The choir of St Fin Barre’s Cathedral, Cork travelled to Germany in Easter week. At 4.30am on Thursday, 25th April the coach to Dublin Airport departed from the Cathedral. On board were 30 young choristers, 9 adults singers, 6 supervisors, a priest, an organist and a conductor. Some were more bleary-eyed than others at that time in the morning but all had woken up sufficiently to negotiate their way through airport security and Ryanair check-in. By 2pm local time all had arrived at the accommodation in Lübeck and were ready for an ice cream.
Lübeck is geographically not unlike Cork, as the group kept trying to tell the guide the following day whilst doing a walking tour of the ancient city. The Altstadt is built on a marshy island and the river flows into the nearby Baltic Sea. It was of course a major trading port and seafaring plays a major part in the history of the city. The main features of the city, unlike Cork perhaps, are the seven spires of five enormous churches, all made from brick and which have dominated the skyline for centuries.
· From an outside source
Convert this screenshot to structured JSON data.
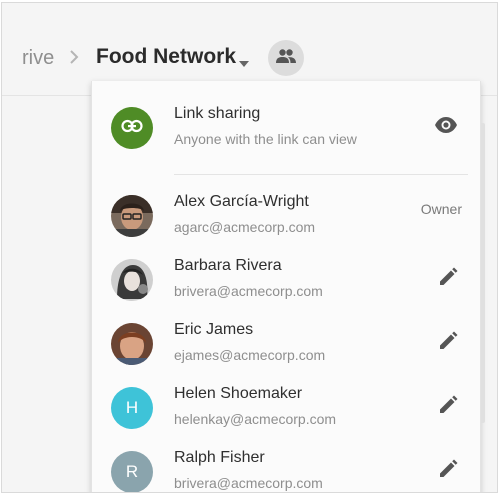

The choir’s first service was in the largest of these, the St Marien Kirche, where the composer Buxtehude was famously the organist in the late seventeenth century. Every Friday a service for peace is held at 12.05pm, just after the famous astronomical clock has struck its noon bells. The service follows the Coventry Litany in recognition of the Second World War bombs which fell on English and German churches. Canon Daniel Nuzum led the short service in partnership with their Lutheran Pastor and fittingly it was effectively bilingual. The choir sang appropriate music including Charles Wood’s Nunc dimittis in B flat for six voices.
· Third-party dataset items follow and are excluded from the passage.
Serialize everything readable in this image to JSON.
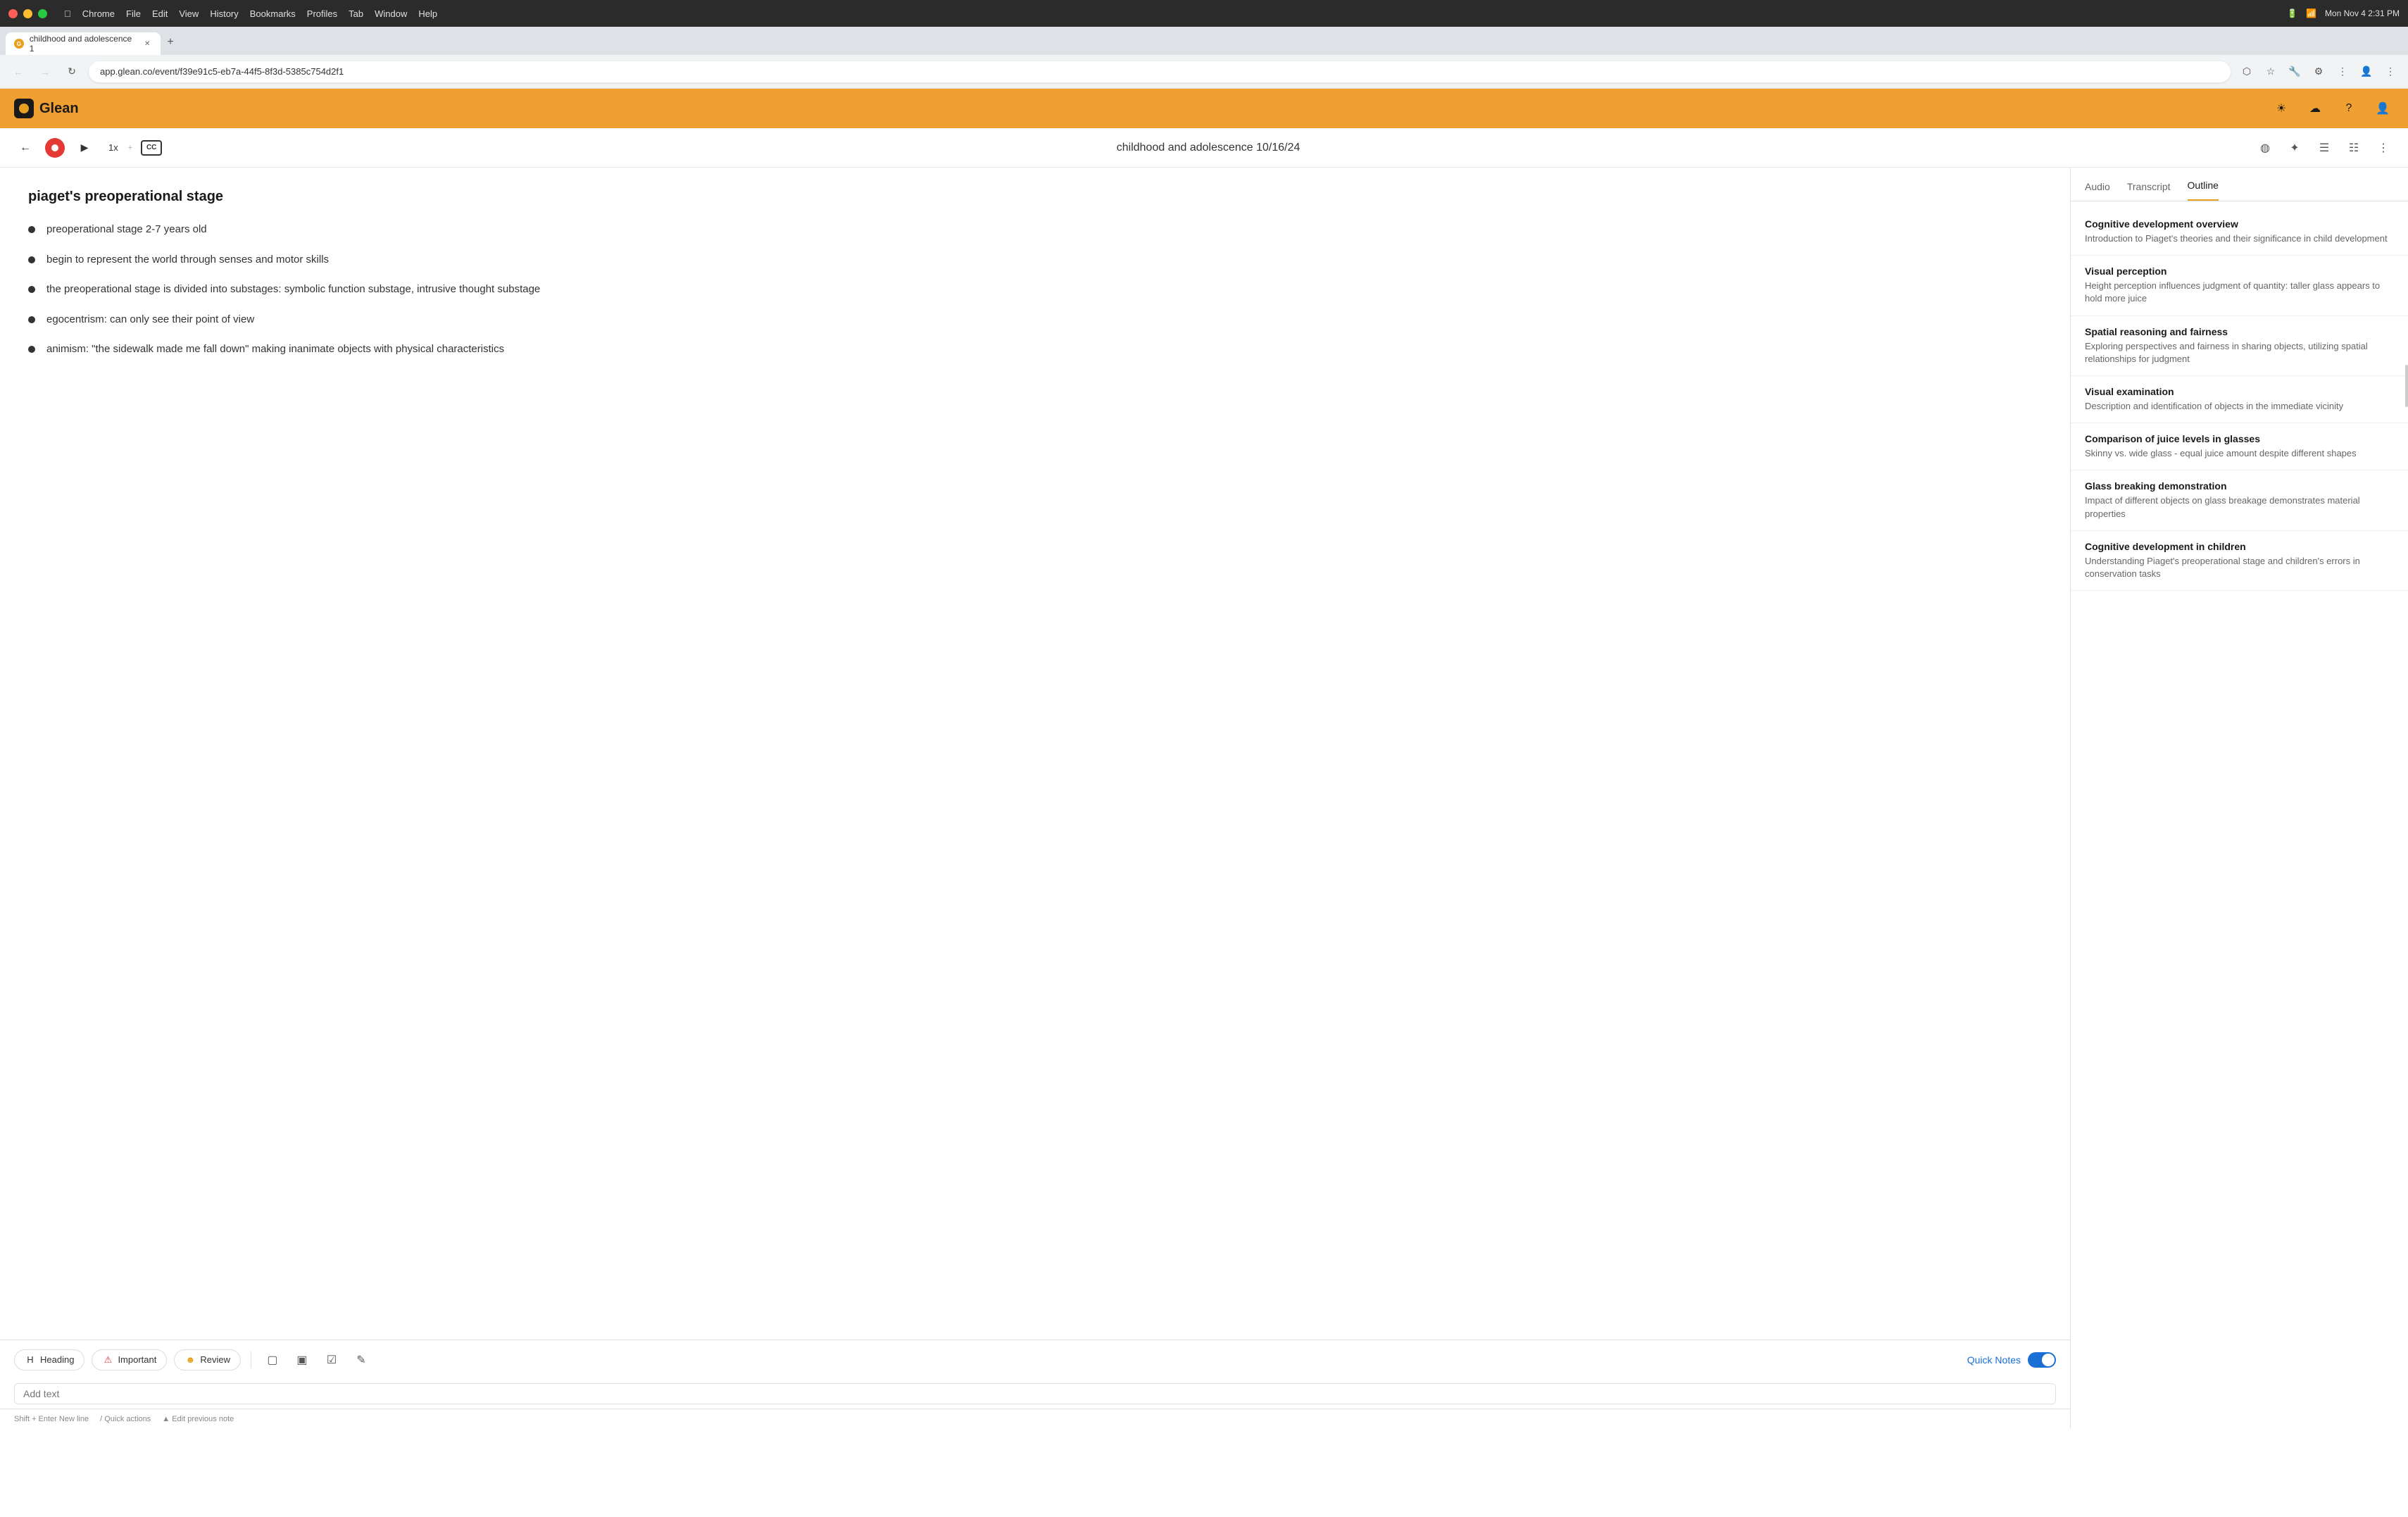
{
  "titlebar": {
    "traffic_lights": [
      "red",
      "yellow",
      "green"
    ],
    "menu_items": [
      "Apple",
      "Chrome",
      "File",
      "Edit",
      "View",
      "History",
      "Bookmarks",
      "Profiles",
      "Tab",
      "Window",
      "Help"
    ],
    "time": "Mon Nov 4  2:31 PM"
  },
  "tabs": {
    "items": [
      {
        "label": "childhood and adolescence 1",
        "active": true
      }
    ],
    "new_tab_label": "+"
  },
  "address_bar": {
    "url": "app.glean.co/event/f39e91c5-eb7a-44f5-8f3d-5385c754d2f1"
  },
  "glean_header": {
    "logo_text": "Glean",
    "icons": [
      "sun",
      "cloud",
      "question",
      "user"
    ]
  },
  "player": {
    "title": "childhood and adolescence 10/16/24",
    "speed": "1x",
    "icons": [
      "history",
      "magic",
      "notes",
      "layout",
      "more"
    ]
  },
  "notes": {
    "section_title": "piaget's preoperational stage",
    "items": [
      {
        "text": "preoperational stage 2-7 years old"
      },
      {
        "text": "begin to represent the world through senses and motor skills"
      },
      {
        "text": "the preoperational stage is divided into substages: symbolic function substage, intrusive thought substage"
      },
      {
        "text": "egocentrism: can only see their point of view"
      },
      {
        "text": "animism: \"the sidewalk made me fall down\" making inanimate objects with physical characteristics"
      }
    ]
  },
  "outline_panel": {
    "tabs": [
      "Audio",
      "Transcript",
      "Outline"
    ],
    "active_tab": "Outline",
    "items": [
      {
        "title": "Cognitive development overview",
        "desc": "Introduction to Piaget's theories and their significance in child development"
      },
      {
        "title": "Visual perception",
        "desc": "Height perception influences judgment of quantity: taller glass appears to hold more juice"
      },
      {
        "title": "Spatial reasoning and fairness",
        "desc": "Exploring perspectives and fairness in sharing objects, utilizing spatial relationships for judgment"
      },
      {
        "title": "Visual examination",
        "desc": "Description and identification of objects in the immediate vicinity"
      },
      {
        "title": "Comparison of juice levels in glasses",
        "desc": "Skinny vs. wide glass - equal juice amount despite different shapes"
      },
      {
        "title": "Glass breaking demonstration",
        "desc": "Impact of different objects on glass breakage demonstrates material properties"
      },
      {
        "title": "Cognitive development in children",
        "desc": "Understanding Piaget's preoperational stage and children's errors in conservation tasks"
      }
    ]
  },
  "toolbar": {
    "heading_label": "Heading",
    "important_label": "Important",
    "review_label": "Review",
    "quick_notes_label": "Quick Notes"
  },
  "editor": {
    "placeholder": "Add text",
    "hints": [
      {
        "key": "Shift + Enter",
        "label": "New line"
      },
      {
        "key": "/",
        "label": "Quick actions"
      },
      {
        "key": "▲",
        "label": "Edit previous note"
      }
    ]
  }
}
Lübeck’s real claim to fame is its Niederegger Marzipan which can be found in every shop in the city. Fortunately not every chorister was a fan, some preferring airport Toblerone bars to sustain their singing instead.
The weather was glorious as all headed for the nearby beach the following day. German beaches are very civilized affairs with beach huts laid out in straight lines and children being seen and not heard. That didn’t worry the Cork group too much as everyone enjoyed a packed lunch whilst building sand-cathedrals.
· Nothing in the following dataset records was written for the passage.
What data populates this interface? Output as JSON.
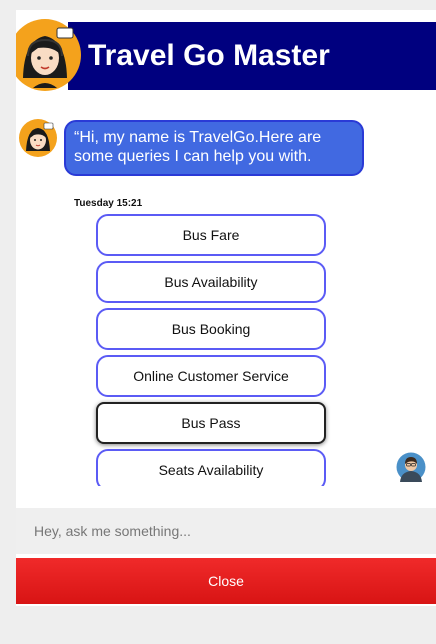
{
  "header": {
    "title": "Travel Go Master"
  },
  "chat": {
    "bot_message": "“Hi, my name is TravelGo.Here are some queries I can help you with.",
    "timestamp": "Tuesday 15:21",
    "options": [
      {
        "label": "Bus Fare"
      },
      {
        "label": "Bus Availability"
      },
      {
        "label": "Bus Booking"
      },
      {
        "label": "Online Customer Service"
      },
      {
        "label": "Bus Pass"
      },
      {
        "label": "Seats Availability"
      }
    ]
  },
  "input": {
    "placeholder": "Hey, ask me something..."
  },
  "footer": {
    "close_label": "Close"
  },
  "colors": {
    "header_bg": "#00007f",
    "bubble_bg": "#4169e1",
    "option_border": "#5b5bf5",
    "close_bg": "#e41e1e"
  }
}
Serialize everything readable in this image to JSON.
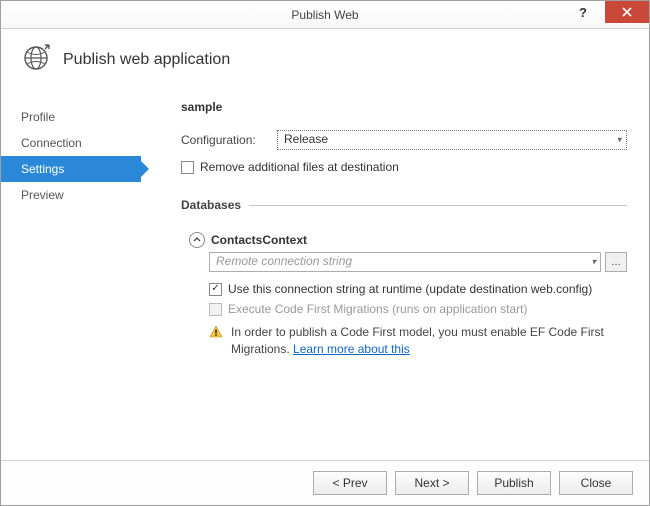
{
  "window": {
    "title": "Publish Web"
  },
  "header": {
    "title": "Publish web application"
  },
  "sidebar": {
    "items": [
      {
        "label": "Profile"
      },
      {
        "label": "Connection"
      },
      {
        "label": "Settings"
      },
      {
        "label": "Preview"
      }
    ]
  },
  "main": {
    "profile_name": "sample",
    "configuration_label": "Configuration:",
    "configuration_value": "Release",
    "remove_additional_label": "Remove additional files at destination",
    "remove_additional_checked": false,
    "databases_title": "Databases",
    "db": {
      "name": "ContactsContext",
      "conn_placeholder": "Remote connection string",
      "use_conn_label": "Use this connection string at runtime (update destination web.config)",
      "use_conn_checked": true,
      "exec_migrations_label": "Execute Code First Migrations (runs on application start)",
      "exec_migrations_checked": false,
      "warning_text": "In order to publish a Code First model, you must enable EF Code First Migrations. ",
      "warning_link": "Learn more about this"
    }
  },
  "footer": {
    "prev": "< Prev",
    "next": "Next >",
    "publish": "Publish",
    "close": "Close"
  }
}
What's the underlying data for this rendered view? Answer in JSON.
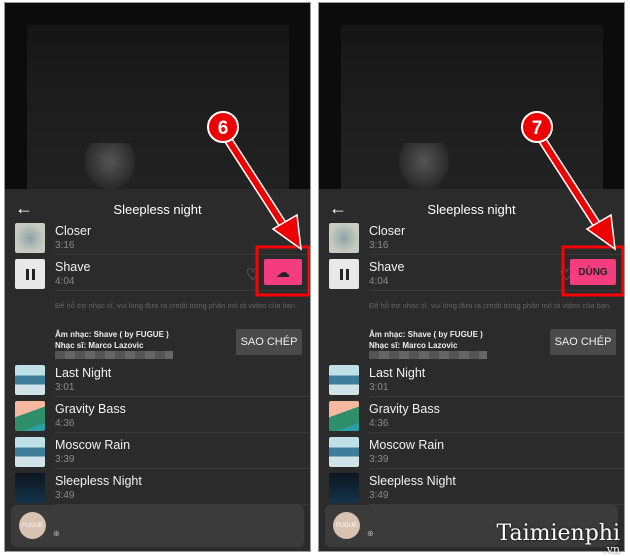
{
  "panels": [
    {
      "step": "6",
      "action": "download"
    },
    {
      "step": "7",
      "action": "use"
    }
  ],
  "header": {
    "title": "Sleepless night"
  },
  "tracks": [
    {
      "name": "Closer",
      "duration": "3:16"
    },
    {
      "name": "Shave",
      "duration": "4:04"
    },
    {
      "name": "Last Night",
      "duration": "3:01"
    },
    {
      "name": "Gravity Bass",
      "duration": "4:36"
    },
    {
      "name": "Moscow Rain",
      "duration": "3:39"
    },
    {
      "name": "Sleepless Night",
      "duration": "3:49"
    }
  ],
  "credit": {
    "note": "Để hỗ trợ nhạc sĩ, vui lòng đưa ra credit trong phần mô tả video của bạn.",
    "music": "Âm nhạc: Shave ( by FUGUE )",
    "artist": "Nhạc sĩ: Marco Lazovic",
    "copy_label": "SAO CHÉP"
  },
  "use_label": "DÙNG",
  "avatar_text": "FUGUE",
  "watermark": "Taimienphi.vn",
  "colors": {
    "accent": "#f43c7f",
    "annotation": "#ff0000"
  }
}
Saturday evening’s service in Lübeck Cathedral was Choral Vespers. A candle for the new week was lit akin to Jewish tradition, and the Gospel for Sunday morning was read. The choir sang a mixture of music both appropriate for Easter (Stanford’s When Mary thro’ the garden went) but also a Magnificat for Evensong.
The journey to Hamburg on Sunday morning for our third and final service took about an hour. The choir sang Kodály’s Missa Brevis from the organ gallery of the Sank Petri Hauptkirche and the experience of being surrounded by the pipes on all sides was a new one for most. The Pastor’s enormous ruff was the source of envy to the choristers who suddenly felt that size did indeed matter.
It was schnitzel all round for lunch in a traditional North German restaurant where model boats hung down from the ceiling. The authentic option of pickled herring was avoided by all but the very brave. After calling in to see the Hamburg Rathaus, the group headed back to Lübeck to pack in readiness for an early start on the journey home the following morning.